Salmos 119:1-2 (LBLA)

Cambiador del Mundo: Bienaventurados todos aquellos que han permitido que el carácter de Cristo se forme en su vida y que pueden caminar “Cambiando el Mundo” con la Palabra de Dios que es lámpara a sus pies (Salmos 119:105). Bienaventurados aquellos que permanecen en Jesús y tienen el fruto de un testimonio que glorifica Su Nombre y un corazón que ha puesto en primer lugar a su Creador y lo busca de día y de noche (Mateo 6:33). Cuando nosotros le pedimos a Dios que queremos ver la obra del Espíritu Santo en nosotros de una manera plena y absoluta, entonces el Señor escucha desde los cielos y nos empieza a señalar todas aquellas áreas de nuestra vida que no hemos rendido plenamente a Él y que por supuesto están deteniendo nuestro caminar cristiano.

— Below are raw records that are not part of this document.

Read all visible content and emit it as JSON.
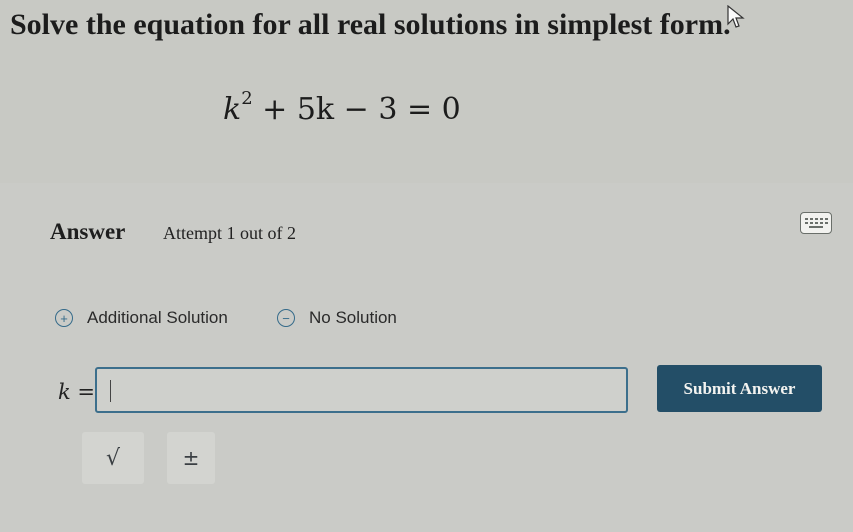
{
  "question": {
    "prompt": "Solve the equation for all real solutions in simplest form.",
    "equation": {
      "variable": "k",
      "exponent": "2",
      "rest": " + 5k − 3 = 0"
    }
  },
  "answer": {
    "title": "Answer",
    "attempt": "Attempt 1 out of 2",
    "options": [
      {
        "label": "Additional Solution",
        "icon": "plus-circle-icon"
      },
      {
        "label": "No Solution",
        "icon": "minus-circle-icon"
      }
    ],
    "input": {
      "label_var": "k",
      "label_eq": " =",
      "value": ""
    },
    "submit_label": "Submit Answer",
    "tools": [
      {
        "symbol": "√",
        "icon": "square-root-icon"
      },
      {
        "symbol": "±",
        "icon": "plus-minus-icon"
      }
    ]
  },
  "colors": {
    "accent": "#234e67",
    "background": "#c9cbc6"
  }
}
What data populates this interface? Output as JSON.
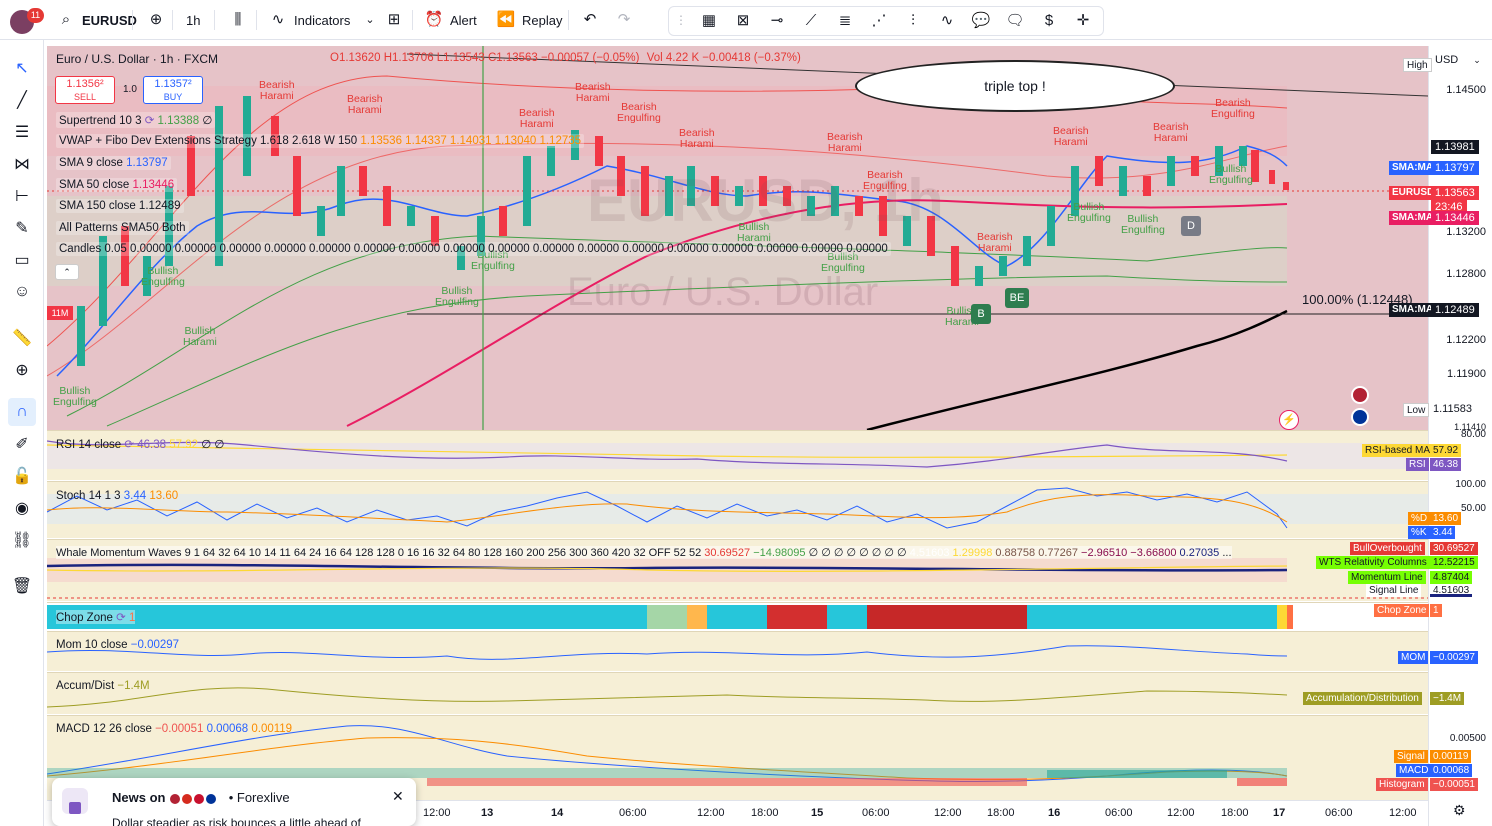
{
  "toolbar": {
    "notif_count": "11",
    "symbol": "EURUSD",
    "interval": "1h",
    "indicators": "Indicators",
    "alert": "Alert",
    "replay": "Replay"
  },
  "header": {
    "pair": "Euro / U.S. Dollar · 1h · FXCM",
    "ohlc": "O1.13620 H1.13706 L1.13543 C1.13563 −0.00057 (−0.05%)",
    "vol": "Vol 4.22 K −0.00418 (−0.37%)",
    "sell_price": "1.1356²",
    "sell_label": "SELL",
    "spread": "1.0",
    "buy_price": "1.1357²",
    "buy_label": "BUY"
  },
  "legends": {
    "supertrend": "Supertrend 10 3",
    "supertrend_val": "1.13388",
    "supertrend_zero": "∅",
    "vwap_name": "VWAP + Fibo Dev Extensions Strategy 1.618 2.618 W 150",
    "vwap_vals": "1.13536 1.14337 1.14031 1.13040 1.12735",
    "sma9": "SMA 9 close",
    "sma9_val": "1.13797",
    "sma50": "SMA 50 close",
    "sma50_val": "1.13446",
    "sma150": "SMA 150 close",
    "sma150_val": "1.12489",
    "patterns": "All Patterns SMA50 Both",
    "candles": "Candles 0.05",
    "candles_vals": "0.00000 0.00000 0.00000 0.00000 0.00000 0.00000 0.00000 0.00000 0.00000 0.00000 0.00000 0.00000 0.00000 0.00000 0.00000 0.00000 0.00000"
  },
  "price_scale": {
    "currency": "USD",
    "ticks": [
      "1.14500",
      "1.13200",
      "1.12800",
      "1.12200",
      "1.11900",
      "1.11410"
    ],
    "high_label": "High",
    "high_value": "1.13981",
    "low_label": "Low",
    "low_value": "1.11583",
    "sma9_tag": "SMA:MA",
    "sma9_value": "1.13797",
    "last_tag": "EURUSD",
    "last_value": "1.13563",
    "countdown": "23:46",
    "sma50_tag": "SMA:MA",
    "sma50_value": "1.13446",
    "sma150_tag": "SMA:MA",
    "sma150_value": "1.12489"
  },
  "chart_overlay": {
    "bubble": "triple top !",
    "fib": "100.00% (1.12448)",
    "watermark": "Euro / U.S. Dollar",
    "watermark_sym": "EURUSD, 1h",
    "left_tag": "11M",
    "badge_d": "D",
    "badge_be": "BE",
    "badge_b": "B"
  },
  "annotations": [
    {
      "t": "Bearish\nHarami",
      "k": "bear"
    },
    {
      "t": "Bearish\nHarami",
      "k": "bear"
    },
    {
      "t": "Bearish\nHarami",
      "k": "bear"
    },
    {
      "t": "Bearish\nEngulfing",
      "k": "bear"
    },
    {
      "t": "Bearish\nHarami",
      "k": "bear"
    },
    {
      "t": "Bearish\nHarami",
      "k": "bear"
    },
    {
      "t": "Bearish\nHarami",
      "k": "bear"
    },
    {
      "t": "Bearish\nEngulfing",
      "k": "bear"
    },
    {
      "t": "Bearish\nHarami",
      "k": "bear"
    },
    {
      "t": "Bearish\nHarami",
      "k": "bear"
    },
    {
      "t": "Bearish\nHarami",
      "k": "bear"
    },
    {
      "t": "Bearish\nEngulfing",
      "k": "bear"
    },
    {
      "t": "Bullish\nEngulfing",
      "k": "bull"
    },
    {
      "t": "Bullish\nHarami",
      "k": "bull"
    },
    {
      "t": "Bullish\nEngulfing",
      "k": "bull"
    },
    {
      "t": "Bullish\nEngulfing",
      "k": "bull"
    },
    {
      "t": "Bullish\nEngulfing",
      "k": "bull"
    },
    {
      "t": "Bullish\nHarami",
      "k": "bull"
    },
    {
      "t": "Bullish\nEngulfing",
      "k": "bull"
    },
    {
      "t": "Bullish\nEngulfing",
      "k": "bull"
    },
    {
      "t": "Bullish\nHarami",
      "k": "bull"
    },
    {
      "t": "Bullish\nEngulfing",
      "k": "bull"
    },
    {
      "t": "Bullish\nEngulfing",
      "k": "bull"
    }
  ],
  "rsi": {
    "legend": "RSI 14 close",
    "val1": "46.38",
    "val2": "57.92",
    "zeros": "∅ ∅",
    "tick_top": "80.00",
    "ma_label": "RSI-based MA",
    "ma_value": "57.92",
    "rsi_label": "RSI",
    "rsi_value": "46.38"
  },
  "stoch": {
    "legend": "Stoch 14 1 3",
    "k": "3.44",
    "d": "13.60",
    "tick_top": "100.00",
    "tick_mid": "50.00",
    "d_label": "%D",
    "d_value": "13.60",
    "k_label": "%K",
    "k_value": "3.44"
  },
  "whale": {
    "legend": "Whale Momentum Waves 9 1 64 32 64 10 14 11 64 24 16 64 128 128 0 16 16 32 64 80 128 160 200 256 300 360 420 32 OFF 52 52",
    "v1": "30.69527",
    "v2": "−14.98095",
    "zeros": "∅ ∅ ∅ ∅ ∅ ∅ ∅ ∅",
    "v3": "4.51603",
    "v4": "1.29998",
    "v5": "0.88758",
    "v6": "0.77267",
    "v7": "−2.96510",
    "v8": "−3.66800",
    "v9": "0.27035",
    "more": "...",
    "tags": [
      {
        "label": "BullOverbought",
        "value": "30.69527"
      },
      {
        "label": "WTS Relativity Columns",
        "value": "12.52215"
      },
      {
        "label": "Momentum Line",
        "value": "4.87404"
      },
      {
        "label": "Signal Line",
        "value": "4.51603"
      }
    ]
  },
  "chop": {
    "legend": "Chop Zone",
    "val": "1",
    "tag_label": "Chop Zone",
    "tag_value": "1"
  },
  "mom": {
    "legend": "Mom 10 close",
    "val": "−0.00297",
    "tag_label": "MOM",
    "tag_value": "−0.00297"
  },
  "accum": {
    "legend": "Accum/Dist",
    "val": "−1.4M",
    "tag_label": "Accumulation/Distribution",
    "tag_value": "−1.4M"
  },
  "macd": {
    "legend": "MACD 12 26 close",
    "v1": "−0.00051",
    "v2": "0.00068",
    "v3": "0.00119",
    "tick": "0.00500",
    "tags": [
      {
        "label": "Signal",
        "value": "0.00119"
      },
      {
        "label": "MACD",
        "value": "0.00068"
      },
      {
        "label": "Histogram",
        "value": "−0.00051"
      }
    ]
  },
  "time_axis": [
    "12:00",
    "13",
    "14",
    "06:00",
    "12:00",
    "18:00",
    "15",
    "06:00",
    "12:00",
    "18:00",
    "16",
    "06:00",
    "12:00",
    "18:00",
    "17",
    "06:00",
    "12:00"
  ],
  "news": {
    "prefix": "News on",
    "source": "• Forexlive",
    "headline": "Dollar steadier as risk bounces a little ahead of"
  }
}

Solamente aquellos que hemos tenido una experiencia personal con nuestro Padre Celestial y estamos decididos a negarnos a nosotros mismos (morir al Yo), y a rechazar toda influencia de nuestra vida pasada, somos los que tenemos la promesa de Dios de que Sus bendiciones nos alcanzarán en el tiempo preciso que Él lo decida (Gálatas 2:20, 2 Corintios 5:17). Si leemos la historia de Abraham, esperó en Dios alrededor de veinte años, Moisés muchísimos años más y aun el propio Rey David, estuvo también por años esperando para ser el Rey de todo el pueblo de Israel. En ninguno de estos tres hubo queja alguna contra nuestro Señor, al contrario, ellos pasaban más tiempo orando y clamando para que la gracia y la misericordia de Dios los librara día a día de los ataques que ellos atravesaban mientras esperaron. El Rey David es toda una historia desde su niñez, juventud y madurez de cómo pudo resistir confiando siempre en Dios, todas las batallas físicas que peleó, empezando por las familiares, las sociales y las guerras que enfrentó por más de cuarenta años contra todos sus adversarios. No dudemos también nosotros de ponernos en manos de Dios para que Él nos de la victoria en Cristo Jesús (2 Corintios 2:14). Aleluya.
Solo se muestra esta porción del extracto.